美国国家公共电台 NPR What If We Treated Gun Violence Like A Public Health Crisis?(在线收听

 

ELISE HU, HOST:

More than 30,000 people are killed by guns every year in the U.S. That's more than those that die of AIDS, and more - and about the same number as those who die in car crashes or from liver disease. But unlike diseases and car crashes, the federal government doesn't treat gun injuries or deaths as a public health threat.

Public health leaders say there are ways to reduce the toll of gun violence. NPR's Alison Kodjak reports that politics have gotten in the way.

ALISON KODJAK, BYLINE: When U.S. officials feared an outbreak of the Zika virus last year, the Department of Health and Human Services, along with state officials, went into high gear. They allocated more than a billion dollars to deal with the potential threat. They tested mosquitoes neighborhood by neighborhood. They launched outreach campaigns to encourage people to use bug spray. And they pushed the development of a vaccine.

VIVEK MURTHY: The response was swift.

KODJAK: That's former Surgeon General Vivek Murthy.

MURTHY: I was in the administration at that time, and we mobilized a tremendous number of resources to respond to Zika.

KODJAK: When an Ebola outbreak struck a year earlier in Africa, the story was the same. Congress almost immediately allocated billions for research and response. But last month, when 50 people died and more than 400 were injured in Las Vegas, and then within weeks another 26 died in Texas of the same cause, health officials have had almost no role.

MURTHY: If you look at the number of people who have died or been injured from gun violence, that dwarfs the number of people who have been affected by Zika or Ebola. There's absolutely no comparison.

KODJAK: Yet the government spends only about $22 million a year on research into gun violence. The reason - Congress. Back in 1997, lawmakers added a provision in the bill that funds the Centers for Disease Control and Prevention barring the agency from doing anything that would, quote, "advocate or promote gun control." At the same time, they cut the CDC's budget by the exact amount it had been spending on gun violence research.

The result was that government research into the causes of gun violence all but stopped.
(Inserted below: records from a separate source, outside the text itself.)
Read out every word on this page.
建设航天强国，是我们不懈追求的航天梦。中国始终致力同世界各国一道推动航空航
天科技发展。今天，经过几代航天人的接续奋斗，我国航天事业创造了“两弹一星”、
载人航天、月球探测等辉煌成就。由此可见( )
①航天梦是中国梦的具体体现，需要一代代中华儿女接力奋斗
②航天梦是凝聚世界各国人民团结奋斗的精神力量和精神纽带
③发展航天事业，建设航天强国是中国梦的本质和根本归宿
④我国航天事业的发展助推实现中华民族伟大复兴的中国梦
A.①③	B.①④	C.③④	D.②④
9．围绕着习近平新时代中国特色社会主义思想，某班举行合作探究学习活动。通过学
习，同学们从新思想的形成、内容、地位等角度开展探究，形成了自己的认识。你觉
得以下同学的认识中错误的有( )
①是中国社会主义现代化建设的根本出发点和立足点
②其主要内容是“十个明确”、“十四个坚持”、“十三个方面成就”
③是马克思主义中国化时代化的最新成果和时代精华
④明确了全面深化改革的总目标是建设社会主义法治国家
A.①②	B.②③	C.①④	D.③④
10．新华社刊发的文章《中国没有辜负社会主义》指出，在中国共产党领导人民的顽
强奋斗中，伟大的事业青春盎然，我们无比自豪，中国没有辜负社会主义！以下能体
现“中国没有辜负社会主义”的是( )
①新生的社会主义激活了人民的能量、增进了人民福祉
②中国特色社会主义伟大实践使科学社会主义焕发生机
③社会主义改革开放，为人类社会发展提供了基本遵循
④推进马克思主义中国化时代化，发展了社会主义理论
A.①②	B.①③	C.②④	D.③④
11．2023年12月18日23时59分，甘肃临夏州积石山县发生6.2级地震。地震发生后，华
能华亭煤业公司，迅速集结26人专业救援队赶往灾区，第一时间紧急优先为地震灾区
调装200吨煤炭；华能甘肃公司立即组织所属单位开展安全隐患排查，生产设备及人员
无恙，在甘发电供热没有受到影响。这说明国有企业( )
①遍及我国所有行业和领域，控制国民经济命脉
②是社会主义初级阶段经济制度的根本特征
The issue comes up routinely after mass shootings. Two years ago, after a young man killed nine people in a church in South Carolina, our reporter asked former House Speaker John Boehner about the CDC restrictions.

(SOUNDBITE OF ARCHIVED BROADCAST)

JOHN BOEHNER: The CDC is there to look at diseases that need to be dealt with to protect the public health. I'm sorry, but a gun is not a disease.

KODJAK: After the most recent shootings, Democrats in Congress have called for more restrictions on guns, while Republicans, including President Trump, say the problem is mental health. But neither approach is backed by research, says Dr. Georges Benjamin, the executive director of the American Public Health Association.

GEORGES BENJAMIN: When a new disease - particularly an infectious disease - enters the community, we have a mechanism to anticipate it, track it, get our arms around it. We do that when we have, you know, measles, mumps, chicken pox, Zika. But firearm-related death and disability, we don't.

KODJAK: He says that knowledge could lead to policies that reduce the toll of guns without cutting off access.

BENJAMIN: Firearms are a tool. And it's a consumer product. And unlike other consumer products, we're not working hard to make that consumer product safer.

KODJAK: The way we do with cars, he says. Benjamin points to the combination of safety features - like airbags and seat belts - and safety policies - like requiring licensing and banning drunk driving - that have made cars less lethal while ensuring they're still available.

BENJAMIN: So we've done everything we can to ensure that this epidemic of death and disability from firearms is only going to get worse.

KODJAK: Unless, he says, lawmakers decide they want to find out what causes gun violence and study ways to prevent it. Alison Kodjak, NPR News, Washington.